Here's a myth we've all heard: "If your dog growls at you while he's eating his food, you should take away his food to show him that it's yours!" Other renditions including teaching your dog that aggressive behaviors result in losing the item of value, etc. But here's the truth about resource guarding: It's a totally normal, natural behavior. What???!! How could a trainer say such a thing?! Don't worry. I don't mean we should be content having a dog who guards resources and do nothing about it, but it's important to understand that it is a completely normal response. And guess who is most likely a really big resource guarder... You. And me. And most humans. Imagine this with me for a moment...
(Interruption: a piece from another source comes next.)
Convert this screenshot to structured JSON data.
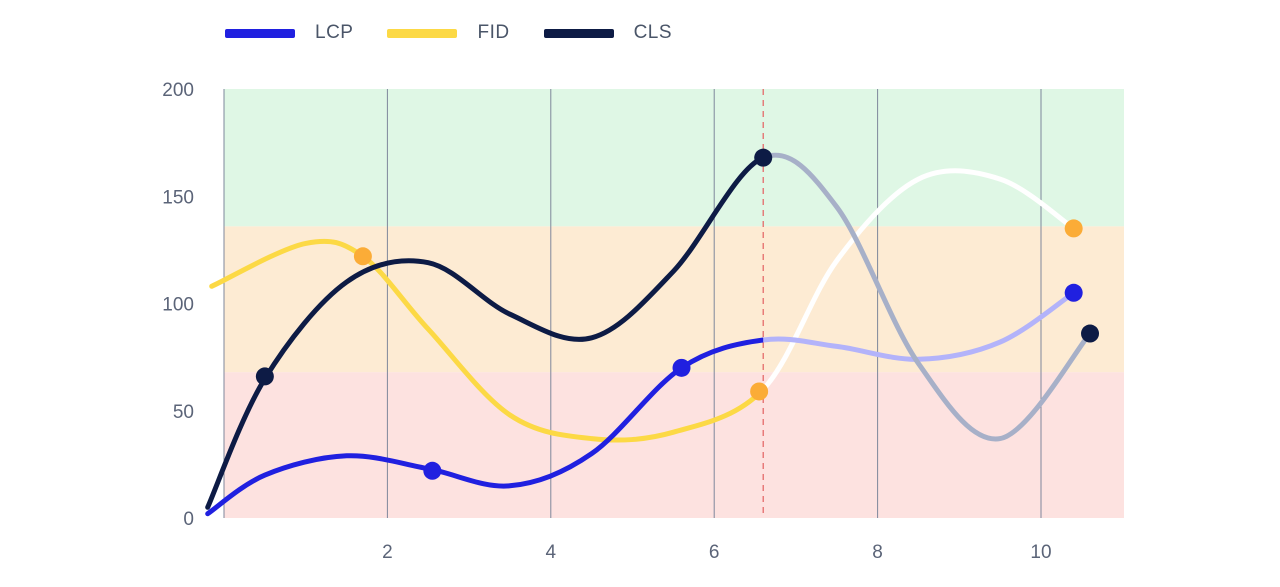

Someone walks into your home without your permission and starts reaching for your laptop. Naturally, you fear the loss of that important and expensive piece of technology, so you immediately run toward your computer yelling, "STOP IT!!!" But rather than flee, this uninvited house guest simply swipes the computer into their arms, turns their back on you, and as they head toward the door, they say over their shoulder, "I'm taking this from you to teach you not to yell at me!" Would this stop you from yelling in the future? Or do you think you might come running with a weapon next time? Or maybe you'd try to preempt the theft by installing security cameras and calling 911 the moment the thief stepped onto the property. Rather than learn not to guard your resources, you will have learned that you need to guard them more fiercely! You will have learned to escalate.
And this is what our dogs do as well. It's a rare person who has taken the time and shared enough life experiences with us that we feel good about trusting them with a key to our home or with our valuable possessions. We certainly didn't learn to trust them by having them take stuff from us all the time.
Neither will your dog. The best way to stop resource guarding is before it ever begins. If your dog has something that she shouldn't have, trade her for something even better. While your dog is eating, chewing on something, sleeping on a favorite sleeping spot, or playing with a toy; from time to time, simply walk by, drop some high-value goodies (steak, chicken, cheese, etc.), and keep on walking. Occasionally, you can hang with your pup while she is occupied with this other activity and periodically drop higher-value goodies near her. This way, your dog will learn that your presence does not mean she has to lose something she cares about but rather that something even better is coming!
But what if your dog is already guarding resources? Maybe he hovers over his bowl, freezes, and gives you a hard stare; or perhaps the white of his eye is showing as he looks at you from the side. Maybe he suddenly inhales all his food at once. If it's a toy or other item of value, he might grab it quickly in his mouth and try to turn his head away from you to avoid grabby hands. Perhaps he's started growling or lifting his lip when you approach, or maybe he's escalated further to a snap or lunge.
The first thing you'll need to do is to hire a knowledgeable professional positive reinforcement trainer who can help you learn to read your dog's body language and manage the environment so that everyone remains safe. But your training will look very much like the above paragraph on prevention except for one major difference: You are going to be standing MUCH farther away from you dog. You are going to be tossing those amazing goodies toward your dog from whatever distance your dog needs to feel completely safe. And then, you are going to walk away. Every time you approach, coming no closer than the point right before your dog begins to show guarding behavior, you toss something wonderful. Over and over again. Once you've reached the point that your approach brings an eager expression of expectation (perked ears, soft eyes, head up, possibly an open mouth, lose body, tail wag), it's time to take a step closer before tossing those goodies. And then, you'll repeat the process until you are close enough and your dog is comfortable enough for you to safely hand deliver.
If at any point, your dog shows body language indicative of guarding (see the list above), rather than scold or punish in any way, quietly give your dog more space. You can approach again in a few minutes, not coming quite as close, and try your treat toss from that greater distance. Only move closer when your dog appears eager and relaxed, and if you aren't completely sure about what that looks like, this is where your trainer can guide you. Remember that some valuables are more valuable to your dog than others and might require greater distances from you. Help your dog feel safe in your presence. Teach them that their valuables are also safe in your presence. You are not the taker of good things. You are the bringer of better things. In many cases, raising your dog this way will actually cause him to value your very presence more than anything else. Your dog might invite you to hold her favorite chewy on her favorite bed so she can get a better angle for her chewing pleasure. Just the other day, I picked up my Cane Corso's dinner, which happened to include a raw, meaty bone, in order to relocate it to a washable surface. My dog was just delighted to have my company while he ate. This is trust, and it's something to be earned. Just like many of us, some dogs give trust more judiciously than others. So respect your dog's need to feel they and their valuables are safe, and show them that they are. Dogs who have no fear of losing things they value have no reason to guard them.